The WordPress Speed Audit Checklist
If you’d rather work through the diagnostic on your own site than read about it in the abstract, the one-page checklist below is the same list our developers work through when auditing a slow site. Same questions, same order, structured so you can fill it in as you go.
The same checklist our developers run on every slow site. One page, no fluff — download it free and work through your site in under an hour.
Download free checklist →No email gate. No “tell us about your business” form. Click the link, get the file. If it’s useful, great; if it’s not, you’ve lost about three seconds.
Where to Go From Here
Most slow WordPress sites aren’t slow for one reason. They’re slow for two or three, layered on top of each other, and the only way to know which ones are biting you specifically is to measure, narrow down and work through them in order. That’s the job — whoever ends up doing it.
Two reasonable paths from here:
- Tackle it yourself. Start with the checklist above. Run PageSpeed Insights on three different pages, note your TTFB, work through the matrix above. You’ll get further than you might expect.
- Have us do it. If the diagnostic is something you’d rather hand off, our speed optimisation service runs the full audit, finds every contributing cause, and works through them measurably with before/after numbers on each. The end of the post is the start of the work.
If ongoing maintenance is also on your mind, our guide to what a WordPress care plan actually is covers the routine work that stops most of these causes accumulating in the first place.
Slow sites are fixable. Most of the time, they’re more fixable than the owner thinks.
Frequently Asked Questions
Sudden slowdowns usually trace to something that changed recently — a plugin or theme update, a host moving you to different infrastructure, or a PHP version upgrade that an older plugin can’t keep up with.
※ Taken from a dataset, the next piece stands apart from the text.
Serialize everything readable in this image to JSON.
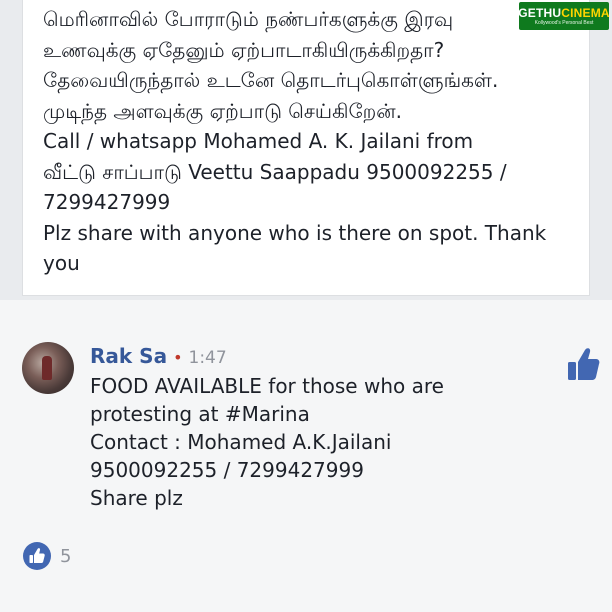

Gradual slowdowns are different: those tend to be database bloat (post revisions, expired transients and orphaned options building up over years) or accumulated drift between WordPress core, PHP version, plugins and theme. If the slowness arrived overnight, look at the last 48 hours of changes first.
Two free tools cover it. PageSpeed Insights (pagespeed.web.dev) gives you Google’s view, including the TTFB and LCP metrics that point at specific causes. GTmetrix (gtmetrix.com) adds a waterfall view showing exactly what’s loading, in what order, and what’s holding things up. Run both on the page that feels slowest, three or four times each — single readings can vary by a couple of seconds. Four numbers matter: TTFB under 600ms, LCP under 2.5 seconds, total page weight under 2MB and request count under 60.
Almost never the number, almost always one bad one. WordPress sites running 45 well-built plugins can be quick; sites running 12 can crawl, because one plugin among the 12 is doing something it shouldn’t — loading its full JavaScript bundle on every page, querying the database unnecessarily on every request, or running background tasks that should be queued. Install Query Monitor (free) to see which plugins are using the most database queries and PHP time. The one that lights up red is the suspect, not the rest.
Yes, and it’s the single most common cause of slow WordPress sites. Budget shared hosting (£3–7/month plans) stacks hundreds of sites onto one server, so your performance depends on what every other site on that server is doing. The clearest signal is TTFB — if it’s consistently over a second on multiple pages of your site, the server is the bottleneck, not WordPress. Moving to a managed WordPress host (£20–40/month) or a higher tier with your existing provider typically halves TTFB and often more than that.